Erika Lyon, OSU Extension Educator ANR, Jefferson and Harrison Counties
(Previously published online with Ohio Farmer: October 3, 2019)
The last two years made it challenging for many producers to find good-quality feed for livestock, let alone a good quantity. Spoilage and high costs for subpar hay and grain can be discouraging. Health issues associated with poor-quality feed may range from starvation-like symptoms due to the feed lacking nutritional value, to death from contamination.
Producers may want to consider supplementing other types of feeds into winter rations to make up for loss in the nutritional value of traditional feeds and to help offset costs. Feeds produced from byproducts can often provide an adequate amount of protein and energy, and they are often cheaper than conventional feeds — especially when conventional feeds are in short supply.
Feedstuffs such as soybean hulls and corn gluten are often used to replace poor-quality hay during the winter months. Soybean hulls are the product of soybean oil and meal production, and may require heat treatment to prevent enzyme activity that results in nutrient loss. The fibrous content of soybean hulls can improve the digestibility of many forages for ruminant species in grazing systems.
Corn gluten comes from the wet milling process and is also a good source of digestible fiber. It contains crude protein, energy, and minerals in abundance. The nutrient content of corn gluten does tend to vary among batches, so this byproduct may need to be tested before adding it to a ration.
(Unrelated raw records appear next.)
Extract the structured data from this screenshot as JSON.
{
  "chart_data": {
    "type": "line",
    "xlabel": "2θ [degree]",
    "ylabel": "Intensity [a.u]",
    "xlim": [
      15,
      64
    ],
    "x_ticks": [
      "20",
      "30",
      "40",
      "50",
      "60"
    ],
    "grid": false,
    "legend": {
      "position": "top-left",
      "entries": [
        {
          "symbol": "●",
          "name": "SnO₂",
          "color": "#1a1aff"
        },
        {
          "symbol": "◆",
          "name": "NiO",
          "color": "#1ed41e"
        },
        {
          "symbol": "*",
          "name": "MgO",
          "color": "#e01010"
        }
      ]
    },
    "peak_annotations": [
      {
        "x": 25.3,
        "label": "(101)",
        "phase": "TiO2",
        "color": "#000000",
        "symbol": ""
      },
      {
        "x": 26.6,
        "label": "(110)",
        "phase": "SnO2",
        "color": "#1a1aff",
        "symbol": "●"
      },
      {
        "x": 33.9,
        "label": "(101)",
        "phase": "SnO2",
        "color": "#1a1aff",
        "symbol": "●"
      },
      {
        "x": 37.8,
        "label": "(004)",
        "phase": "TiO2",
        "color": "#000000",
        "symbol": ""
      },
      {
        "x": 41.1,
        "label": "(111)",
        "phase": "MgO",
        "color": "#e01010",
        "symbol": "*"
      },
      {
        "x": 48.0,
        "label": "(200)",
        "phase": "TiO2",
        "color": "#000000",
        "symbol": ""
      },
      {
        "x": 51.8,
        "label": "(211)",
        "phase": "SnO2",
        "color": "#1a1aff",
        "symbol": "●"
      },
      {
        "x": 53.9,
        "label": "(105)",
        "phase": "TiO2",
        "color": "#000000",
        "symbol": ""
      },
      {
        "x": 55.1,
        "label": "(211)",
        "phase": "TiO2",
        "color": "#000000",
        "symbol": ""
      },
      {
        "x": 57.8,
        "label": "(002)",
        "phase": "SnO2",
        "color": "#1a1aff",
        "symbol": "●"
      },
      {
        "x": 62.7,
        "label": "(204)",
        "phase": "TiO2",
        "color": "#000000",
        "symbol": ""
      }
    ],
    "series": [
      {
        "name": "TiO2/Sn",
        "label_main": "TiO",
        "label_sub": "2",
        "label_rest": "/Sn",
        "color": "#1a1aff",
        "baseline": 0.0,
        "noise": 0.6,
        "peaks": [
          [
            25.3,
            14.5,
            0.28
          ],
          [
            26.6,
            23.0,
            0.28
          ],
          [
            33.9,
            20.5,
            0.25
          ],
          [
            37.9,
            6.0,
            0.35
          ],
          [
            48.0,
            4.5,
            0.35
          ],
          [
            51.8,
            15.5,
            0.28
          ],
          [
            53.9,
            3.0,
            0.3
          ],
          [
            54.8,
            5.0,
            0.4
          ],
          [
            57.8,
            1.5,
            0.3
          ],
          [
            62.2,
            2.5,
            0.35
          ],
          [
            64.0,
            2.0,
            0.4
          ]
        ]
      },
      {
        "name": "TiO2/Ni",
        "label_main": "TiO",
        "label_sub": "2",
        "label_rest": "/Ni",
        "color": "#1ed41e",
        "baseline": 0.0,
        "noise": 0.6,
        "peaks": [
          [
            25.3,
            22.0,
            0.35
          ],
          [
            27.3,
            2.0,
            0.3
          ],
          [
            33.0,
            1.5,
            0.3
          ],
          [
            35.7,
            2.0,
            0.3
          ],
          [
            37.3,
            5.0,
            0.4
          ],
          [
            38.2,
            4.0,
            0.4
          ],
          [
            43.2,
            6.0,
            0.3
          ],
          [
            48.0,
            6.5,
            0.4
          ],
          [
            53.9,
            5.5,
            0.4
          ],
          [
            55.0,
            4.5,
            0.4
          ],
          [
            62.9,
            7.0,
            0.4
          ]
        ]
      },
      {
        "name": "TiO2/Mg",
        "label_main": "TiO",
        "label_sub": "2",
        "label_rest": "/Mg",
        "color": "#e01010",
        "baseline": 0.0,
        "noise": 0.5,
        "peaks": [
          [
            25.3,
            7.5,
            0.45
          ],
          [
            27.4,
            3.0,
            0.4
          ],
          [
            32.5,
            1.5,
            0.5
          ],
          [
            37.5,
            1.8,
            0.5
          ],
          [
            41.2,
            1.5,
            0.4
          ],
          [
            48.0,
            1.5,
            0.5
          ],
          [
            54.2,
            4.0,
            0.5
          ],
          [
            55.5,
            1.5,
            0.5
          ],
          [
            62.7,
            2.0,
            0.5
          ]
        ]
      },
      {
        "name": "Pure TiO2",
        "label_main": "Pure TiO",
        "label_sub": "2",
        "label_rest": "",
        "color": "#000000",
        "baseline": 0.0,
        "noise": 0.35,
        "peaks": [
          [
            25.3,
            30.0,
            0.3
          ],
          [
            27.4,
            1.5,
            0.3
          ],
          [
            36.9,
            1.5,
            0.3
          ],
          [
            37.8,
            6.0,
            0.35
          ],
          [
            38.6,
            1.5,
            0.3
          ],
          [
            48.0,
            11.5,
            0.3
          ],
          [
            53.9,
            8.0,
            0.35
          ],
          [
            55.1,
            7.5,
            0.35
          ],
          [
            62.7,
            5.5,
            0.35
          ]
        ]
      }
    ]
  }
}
There may also be cost differences between wet and dry corn gluten feeds, since dry feeds are easier to transport over long distances. Conversely, wet corn gluten tends to have better nutritional value over the dry form.
Distillers grains left over from ethanol production are another example of a lower-cost byproduct feed. Since the starch is removed in distillers grains for fermentation, the remaining protein, fiber, minerals, and fat are more concentrated compared to what is found in conventional corn feed.
In dried distillers grain (DDG), protein typically ranges from 25% – 35% based on percent dry matter. The amount of fat within DDG solubles can reach up to 14%; although without the solubles component, this value drops to around 5%. DDG should not exceed 30% of dry matter intake in a diet as issues with feed intake and metabolic upset may occur.
It is a good idea to have distillers grain tested as the nutritional content will vary depending on the processes used by the ethanol plant and the form that the grain is in (dry, modified-dry, wet, modified-wet). Which form you decide to use will be based primarily on storage conditions, as well as nutritional goals. As with corn gluten, wet distillers grain is more expensive to transport over long distances due to the high percentage of water in the feed. It is more expensive to transport water than it is drier feedstuffs.
If your farm is located fairly close to a brewery, you may have easy access to wet brewer’s grain. This grain includes barley, rice, and/or corn, and they’re especially good feed supplements for ruminants. As with distillers grain, the malting process removes starch for fermentation, leaving behind concentrated amounts of protein, fiber, and fat.
Wet brewer’s grain is a good source of digestible fiber, which makes it a valuable addition to some forage-based diets. Keep in mind that wet brewer’s grain will have a high percentage of moisture and can spoil in a matter of a few days, especially during the dog days of summer.
Therefore, storage should be a consideration when deciding whether or not to use these grains as part of a ration. Producers should also check the limits in the quantity per day that can be fed.
Evaluate pros and cons
These are just a few of the supplemental feeds available to livestock; there are many more options and numerous combinations to consider. The feed used will ultimately depend on each farm’s unique situation, as well as what is nearby and most convenient to acquire.
During years where the quality of conventional feeds is less than ideal, diversifying feeds can help to improve the nutritional value of a ration. When developing a ration, be sure to consider the costs of labor, as well as energy value of the feed, and evaluate the pros and cons of each feedstuff. Consider what is not in some of these feeds — will additional mineral supplementation be required?
Also, watch for excess nutrients — byproducts such as distillers grains can have concentrated amounts of phosphorus and sulfur. Regularly test the nutritional content of any feed to make sure it meets the needs of your operation.
Understand all of your feed options to get through shortages and “waste not” this winter.